Para una camioneta cargada con estuco, cemento y bloques de 20, la travesía es de aproximadamente, tres horas y media, entre pavimento, curvas y terracería. Por fortuna el tiempo se consume veloz cuando hay una buena plática… y yo voy acompañada de cuatro “maistros” profesionales que saben rellenar el tiempo entre chistes obscenos, dobles sentidos y anécdotas de las borracheras. También poseen esa autoconfianza natural de los hombres para hablar como expertos acerca de cualquier tema que se presente, así que voy allí, recién conociéndolos, mientras me cuentan como hace más de 100 años Coahuila estaba sumergido bajo el mar, que si escarbamos seguro encontramos conchitas convertidas en piedra y que, aunque no lo crea, también había dinosaurios gigantes por todo este terreno. Por eso en las placas de los automóviles salen dinos, porque todo esto era como Jurasic Park. La naturaleza con la que se da la conversación me agrada. El tono con que mezclan el respeto y la condescendencia en su voz me parece divertido.
     Imagino lo difícil que debe ser para unos señores que tienen más de 20 años trabajando como albañiles, con hijos y hasta nietos, encontrarse en la situación de que una muchachita (quien a simple vista no parece conocer mucho del mundo) de pronto se presente como residente de obra a cargo.
El grado de dificultad aumenta porque, además de la relación laboral en jornadas de 12 horas diarias, tendremos que vivir juntos en la sierra durante periodos de 21 días consecutivos. No sé quién se siente más confundido acerca de todo esto, ellos o yo.
     Veo la cima de la sierra y me impresiona la cercanía de las montañas. Parece que de pronto el cerro completo se precipitara sobre nosotros. Pienso en los versos de José Othón: mira el paisaje / árido y triste / inmensamente triste. Me dan ganas de llorar, pero no sé si es por el poema o porque ya no hay vuelta atrás.
     Antes de partir una de mis preocupaciones fundamentales era ¿cuántos libros empacar para 21 días?
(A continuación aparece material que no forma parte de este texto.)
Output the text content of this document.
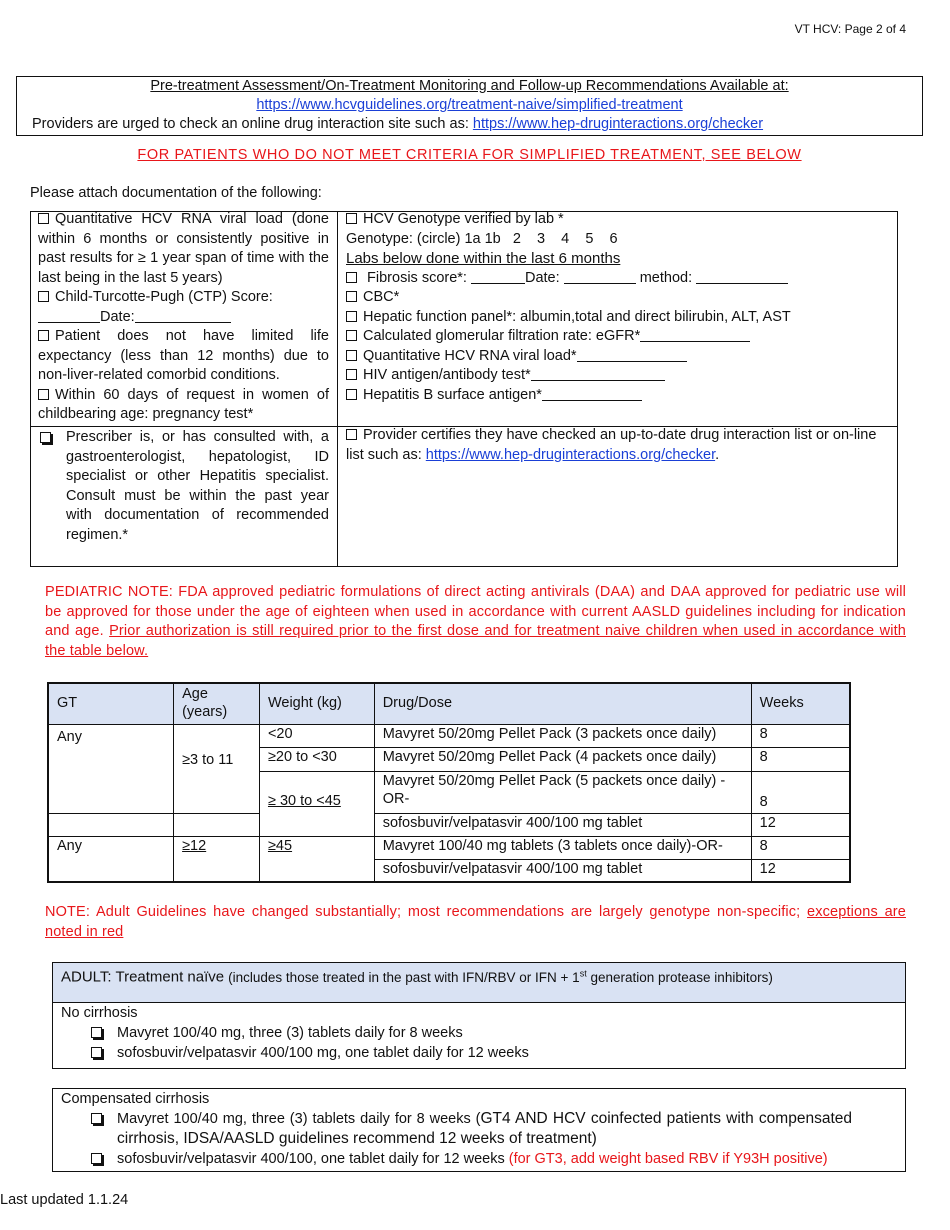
VT HCV: Page 2 of 4
Pre-treatment Assessment/On-Treatment Monitoring and Follow-up Recommendations Available at:
https://www.hcvguidelines.org/treatment-naive/simplified-treatment
Providers are urged to check an online drug interaction site such as: https://www.hep-druginteractions.org/checker
FOR PATIENTS WHO DO NOT MEET CRITERIA FOR SIMPLIFIED TREATMENT, SEE BELOW
Please attach documentation of the following:
Quantitative HCV RNA viral load (done within 6 months or consistently positive in past results for ≥ 1 year span of time with the last being in the last 5 years)
Child-Turcotte-Pugh (CTP) Score:
Date:
Patient does not have limited life expectancy (less than 12 months) due to non-liver-related comorbid conditions.
Within 60 days of request in women of childbearing age: pregnancy test*
HCV Genotype verified by lab *
Genotype: (circle) 1a 1b   2    3    4    5    6
Labs below done within the last 6 months
Fibrosis score*:	Date:	method:
CBC*
Hepatic function panel*: albumin,total and direct bilirubin, ALT, AST
Calculated glomerular filtration rate: eGFR*
Quantitative HCV RNA viral load*
HIV antigen/antibody test*
Hepatitis B surface antigen*
Prescriber is, or has consulted with, a gastroenterologist, hepatologist, ID specialist or other Hepatitis specialist. Consult must be within the past year with documentation of recommended regimen.*
Provider certifies they have checked an up-to-date drug interaction list or on-line list such as: https://www.hep-druginteractions.org/checker.
PEDIATRIC NOTE: FDA approved pediatric formulations of direct acting antivirals (DAA) and DAA approved for pediatric use will be approved for those under the age of eighteen when used in accordance with current AASLD guidelines including for indication and age. Prior authorization is still required prior to the first dose and for treatment naive children when used in accordance with the table below.
GT	Age (years)	Weight (kg)	Drug/Dose	Weeks
Any	≥3 to 11	<20	Mavyret 50/20mg Pellet Pack (3 packets once daily)	8
		≥20 to <30	Mavyret 50/20mg Pellet Pack (4 packets once daily)	8
		≥ 30 to <45	Mavyret 50/20mg Pellet Pack (5 packets once daily) -OR-	8
			sofosbuvir/velpatasvir 400/100 mg tablet	12
Any	≥12	≥45	Mavyret 100/40 mg tablets (3 tablets once daily)-OR-	8
			sofosbuvir/velpatasvir 400/100 mg tablet	12
NOTE: Adult Guidelines have changed substantially; most recommendations are largely genotype non-specific; exceptions are noted in red
ADULT: Treatment naïve (includes those treated in the past with IFN/RBV or IFN + 1st generation protease inhibitors)
No cirrhosis
Mavyret 100/40 mg, three (3) tablets daily for 8 weeks
sofosbuvir/velpatasvir 400/100 mg, one tablet daily for 12 weeks
Compensated cirrhosis
Mavyret 100/40 mg, three (3) tablets daily for 8 weeks (GT4 AND HCV coinfected patients with compensated cirrhosis, IDSA/AASLD guidelines recommend 12 weeks of treatment)
sofosbuvir/velpatasvir 400/100, one tablet daily for 12 weeks (for GT3, add weight based RBV if Y93H positive)
Last updated 1.1.24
Ahora caigo en cuenta que me enfrentaré a problemas mucho más complejos que quedarme sin que leer a media jornada.
     Llegamos. Al entrar al campamento uno de los albañiles dice “hogar, dulce hogar, ya volvimos”. Lo escucho y siento nauseas otra vez. Pero aún me faltan 20 días para poder irme. 
      La mina es como un pequeño pueblo. Tiene su propia iglesia, hospital, tienditas, gym, colonias habitacionales. Letreros viales de “Alerta en presencia de osos, no correr, no gritar, no alimentarlos”. Las cúspides de los cerros están donde quiera que mires. La soledad.
Este no es un lugar para un millennial.